To continue boosting graduation rates, the Pinellas school district is taking a closer look at a particular group of at-risk kids: overage students in middle schools.
The district has more than 3,200 such students — a number it would like to see significantly reduced.
"Our goal is to have little or no kids" who are overage in middle school, said Dee Burns, who heads dropout prevention.
Many of those students do not appear to be struggling, according to the district's most recent data. But for those who are, school leaders say they are taking more aggressive action sooner.
"The focus is to intervene as early as possible so we don't have students who are getting into high school or close to their graduation year going, 'Oh my gosh, I'm not going to make it,' '' Burns told the Pinellas County School Board this week.
A typical sixth grader comes in at age 11 and leaves at 12. The district considers a sixth grader overage if he or she is 13 or older, or turning 13 or older by year's end.
Four middle schools have more than 200 overage students: Pinellas Park Middle, Morgan Fitzgerald Middle in Largo and Bay Point Middle and John Hopkins Middle in St. Petersburg. Several others have nearly that many.
Some of those students were held back in earlier grades, and many studies suggest they are at greater risk of dropping out. More specifically, some were snared by Florida's third-grade retention policy, which went into effect in 2003 and requires that students be held back if they score poorly on the reading portion of the Florida Comprehensive Assessment Test.
Last school year, Pinellas district officials began sending middle school principals more frequent and detailed information about the overage students in their schools. They noted how many were special education students, and how many had grade point averages below 2.0.
"It is a proactive tool, so we can identify and support kids who may potentially be in jeopardy," said Stephanie Adkinson, the principal at Tyrone Elementary in St. Petersburg.
Data this week showed 652 of 3,258 overage middle school students had GPAs below 2.0 for the last six-week grading period before winter break.
The district plans to incorporate that data into a new tracking strategy for middle school students that mimics what is already happening in high schools. School officials credit that plan for gains in the graduation rate two years in a row.

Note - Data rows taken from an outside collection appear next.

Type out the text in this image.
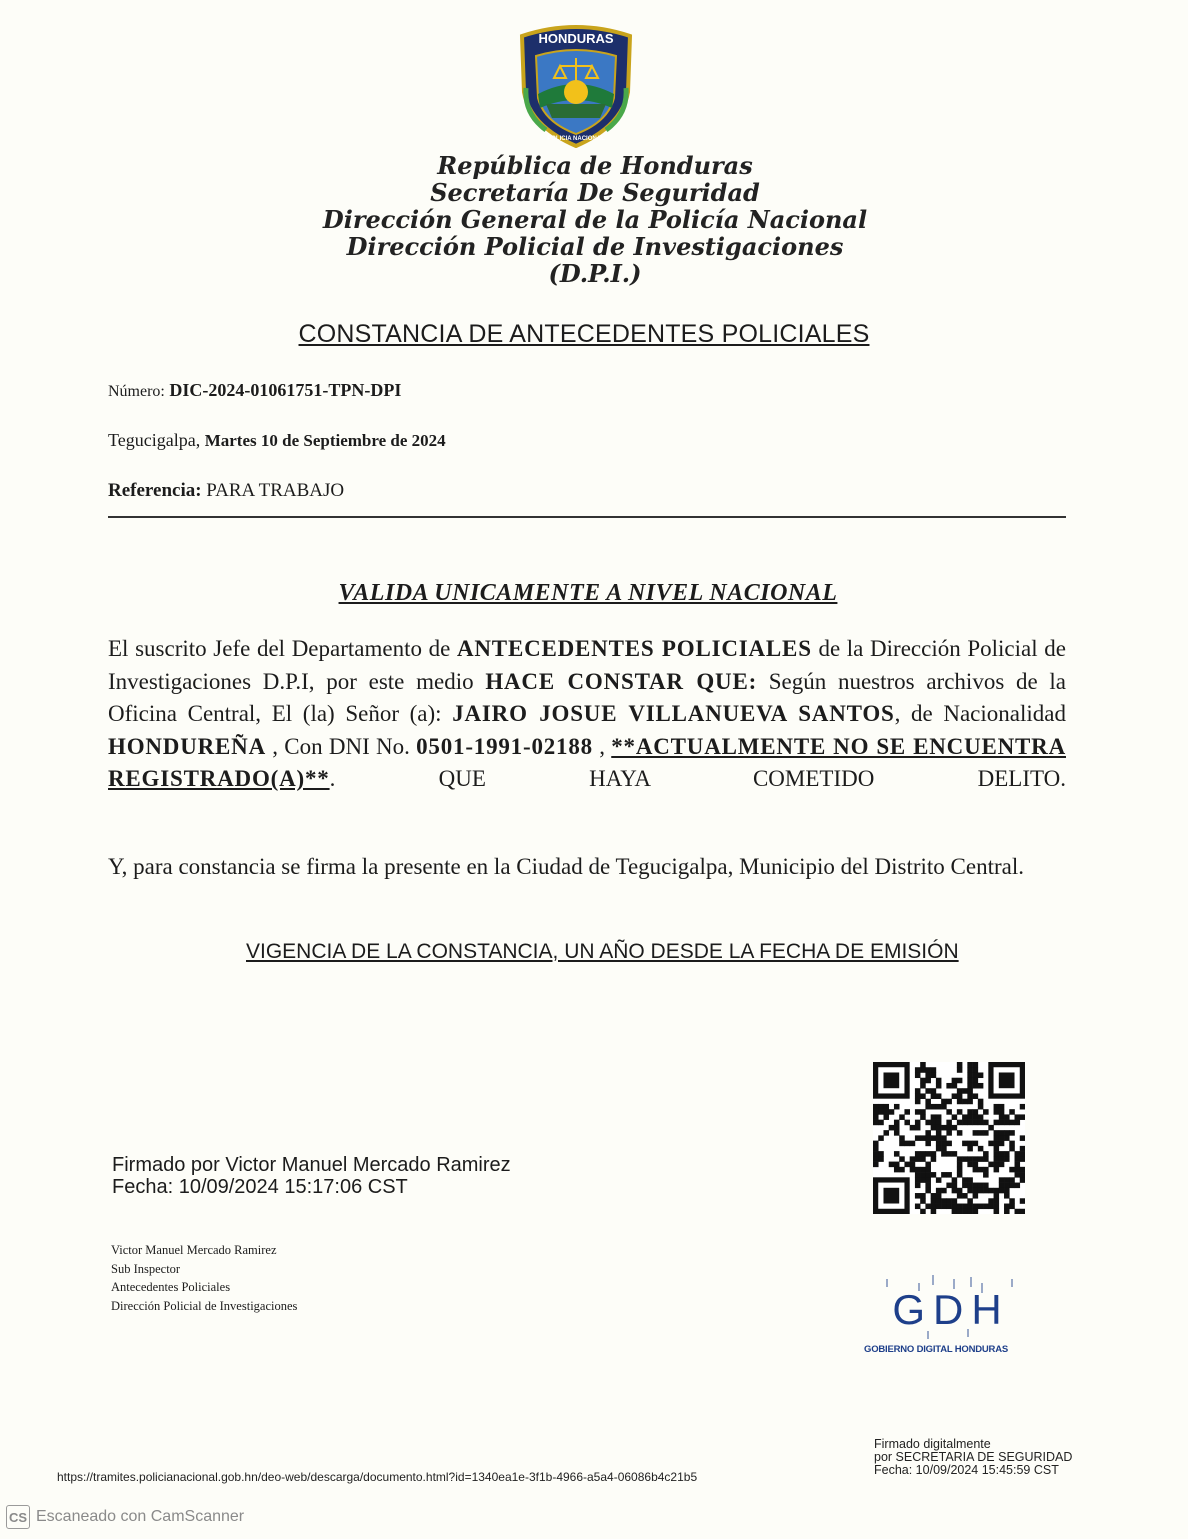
HONDURAS
POLICIA NACIONAL
República de Honduras
Secretaría De Seguridad
Dirección General de la Policía Nacional
Dirección Policial de Investigaciones
(D.P.I.)
CONSTANCIA DE ANTECEDENTES POLICIALES
Número: DIC-2024-01061751-TPN-DPI
Tegucigalpa, Martes 10 de Septiembre de 2024
Referencia: PARA TRABAJO
VALIDA UNICAMENTE A NIVEL NACIONAL
El suscrito Jefe del Departamento de ANTECEDENTES POLICIALES de la Dirección Policial de Investigaciones D.P.I, por este medio HACE CONSTAR QUE: Según nuestros archivos de la Oficina Central, El (la) Señor (a): JAIRO JOSUE VILLANUEVA SANTOS, de Nacionalidad HONDUREÑA , Con DNI No. 0501-1991-02188 , **ACTUALMENTE NO SE ENCUENTRA REGISTRADO(A)**. QUE HAYA COMETIDO DELITO.
Y, para constancia se firma la presente en la Ciudad de Tegucigalpa, Municipio del Distrito Central.
VIGENCIA DE LA CONSTANCIA, UN AÑO DESDE LA FECHA DE EMISIÓN
Firmado por Victor Manuel Mercado Ramirez
Fecha: 10/09/2024 15:17:06 CST
Victor Manuel Mercado Ramirez
Sub Inspector
Antecedentes Policiales
Dirección Policial de Investigaciones	GDH
GOBIERNO DIGITAL HONDURAS
Firmado digitalmente
por SECRETARIA DE SEGURIDAD
Fecha: 10/09/2024 15:45:59 CST
https://tramites.policianacional.gob.hn/deo-web/descarga/documento.html?id=1340ea1e-3f1b-4966-a5a4-06086b4c21b5
CS Escaneado con CamScanner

Some of the data is fuzzy.
It's unclear, for example, how many overage middle school students entered kindergarten a year later because parents thought they were too young. It's also unclear how many special education students, who make up 44 percent of overage middle school students, are on a path to standard diplomas and how many to special diplomas.
It's not a given that overage students are tanking, even those who have been retained. The state's third-grade retention policy mandates intervention for held-back students. And studies by both the Legislature's research arm and an independent researcher show those students score higher in subsequent years than similar students promoted through loopholes in the law.